Oggi la scelta è enorme abbiamo diversi produttori, dai modelli semplici per chi preferisce spendere poco a quelli avanzati per i veri patiti.

I motivi per convertirsi al pieghevole sono innumerevoli:

La bici pieghevole non si ruba! Arrivato a destinazione la pieghi la monti in spalla e la porti con te in casa, ufficio o al ristorante.

La bici pieghevole è comoda. Ha le marce, un sellino confortevole, puoi riempirla di accessori salvavita come le luci o il campanello e soprattutto FREEEEENA!!!

E’ trasportabile. Oltre che averla sotto mano mentre sei in fila alle poste la puoi caricare su un qualsiasi treno o bus come fosse un borsone e partire per un week end a Torino o andare al mare Gallipoli. La bici pieghevole è quello che ti manca per fare ecoturismo.

Inoltre un motivo fondamentale è che la bici pieghevole è oggettivamente FIGHISSIMA!!!

Una volta che avete deciso di farvi questo regalo la prima scelta è tra qualità e prezzo. La più economica (siamo intorno ai 200€) la trovate da Decathlon ma dovrete rinunciare alle marce, alla comodità di chiusura e alla possibilità di portarla in mano dato che è priva del blocco che tiene la bici chiusa quando la trasportate. Se saliamo di prezzo i marchi che vi consiglio di tenere sott’occhio sono le americane Dahon che vi permettono un buon compromesso tra qualità e prezzo offrendovi una buona bici già con 400€. Se invece volete osare di più personalmente vi consiglio di orientare la vostra attenzione verso Londra e valutare una Bromton, sono più leggere, più agili in chiusura e soprattutto hanno un sistema di traino da piegate, tipo trolley per intenderci, che è un plus da non sottovalutare, ma il prezzo lievita e siamo almeno sui 900€.
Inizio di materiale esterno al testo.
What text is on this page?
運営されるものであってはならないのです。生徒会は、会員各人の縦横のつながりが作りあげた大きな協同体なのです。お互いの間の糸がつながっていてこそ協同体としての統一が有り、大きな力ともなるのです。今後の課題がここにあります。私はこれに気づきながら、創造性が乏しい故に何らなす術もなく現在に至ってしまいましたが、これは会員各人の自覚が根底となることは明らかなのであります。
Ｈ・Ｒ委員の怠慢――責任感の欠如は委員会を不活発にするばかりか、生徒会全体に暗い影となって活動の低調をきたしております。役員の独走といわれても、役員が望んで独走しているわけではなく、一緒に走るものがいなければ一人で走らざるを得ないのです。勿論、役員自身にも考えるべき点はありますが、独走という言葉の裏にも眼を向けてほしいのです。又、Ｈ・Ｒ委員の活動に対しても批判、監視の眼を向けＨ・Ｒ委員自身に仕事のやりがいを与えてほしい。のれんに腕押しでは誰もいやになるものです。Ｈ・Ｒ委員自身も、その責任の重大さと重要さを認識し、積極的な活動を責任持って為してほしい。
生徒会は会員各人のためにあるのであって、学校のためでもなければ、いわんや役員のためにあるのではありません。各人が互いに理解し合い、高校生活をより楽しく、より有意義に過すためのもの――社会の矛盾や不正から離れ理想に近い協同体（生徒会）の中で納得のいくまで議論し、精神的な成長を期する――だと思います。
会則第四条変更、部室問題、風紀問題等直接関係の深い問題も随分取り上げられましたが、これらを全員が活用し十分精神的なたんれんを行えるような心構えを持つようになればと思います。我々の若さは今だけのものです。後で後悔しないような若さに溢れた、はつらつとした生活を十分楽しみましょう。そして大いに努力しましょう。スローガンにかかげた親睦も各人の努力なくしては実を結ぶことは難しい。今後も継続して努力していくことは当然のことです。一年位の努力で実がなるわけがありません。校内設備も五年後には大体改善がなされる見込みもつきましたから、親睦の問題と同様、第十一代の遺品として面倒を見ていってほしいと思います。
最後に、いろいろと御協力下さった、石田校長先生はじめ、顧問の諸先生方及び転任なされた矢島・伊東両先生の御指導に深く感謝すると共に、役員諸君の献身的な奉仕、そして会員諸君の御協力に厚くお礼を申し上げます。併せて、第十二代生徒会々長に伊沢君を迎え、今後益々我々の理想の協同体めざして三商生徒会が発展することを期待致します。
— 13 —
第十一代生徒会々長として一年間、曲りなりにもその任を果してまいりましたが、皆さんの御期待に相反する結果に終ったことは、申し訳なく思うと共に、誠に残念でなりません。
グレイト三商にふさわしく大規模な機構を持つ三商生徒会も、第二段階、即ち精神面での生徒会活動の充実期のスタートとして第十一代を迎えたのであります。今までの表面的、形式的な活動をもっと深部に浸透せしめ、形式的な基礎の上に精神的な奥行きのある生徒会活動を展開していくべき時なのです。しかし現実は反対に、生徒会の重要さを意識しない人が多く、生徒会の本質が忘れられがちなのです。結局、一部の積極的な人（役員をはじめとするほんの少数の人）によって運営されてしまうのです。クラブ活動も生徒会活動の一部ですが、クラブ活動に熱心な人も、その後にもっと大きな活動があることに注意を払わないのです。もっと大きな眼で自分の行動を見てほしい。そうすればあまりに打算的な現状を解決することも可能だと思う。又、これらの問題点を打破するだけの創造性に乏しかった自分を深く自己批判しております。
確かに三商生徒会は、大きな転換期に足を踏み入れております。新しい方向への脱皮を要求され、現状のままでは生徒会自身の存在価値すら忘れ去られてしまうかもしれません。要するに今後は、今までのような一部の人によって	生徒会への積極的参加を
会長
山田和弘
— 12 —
In generale gli aspetti da tenere in considerazione nella scelta della bici pieghevole sono:

Peso: i vari modelli vanno dai 10kg ai 15kg. Pensate bene a quali sono le vostre necessità e abitudini (se abitate al 5 piano senza ascensore ad esempio) e anche alla vostra forza fisica. Pensate anche a l’uso che ne volete fare, se volete portarla in viaggio o se la userete solo per andare in ufficio.

Praticità di chiusura: ogni modello richiedere un tot di secondi per essere chiuso in base al numero di parti mobili o se dotato o meno di un sistema di chiusura automatica. Se avete bisogno di combinare la bici con l’uso dei mezzi pubblici è bene che la vostra bici si chiuda il più velocemente possibile altrimenti rischiate di perdere la metro.

Dimensione delle ruote: generalmente sono due le misure più diffuse da 16” e da 20”. Ovviamente la ruota più grande offre maggiore stabilità ma la bici piegata sarà più ingombrante, quindi di nuovo dovete pensare alle vostre necessità e abitudini, se pensate di piegarla molto spesso o meno.

In conclusione prima di iniziare la ricerca della vostra bici pieghevole pensate bene all’uso che ne farete, alle vostre abitudini e soprattutto a quanti soldini avete nel salvadanaio.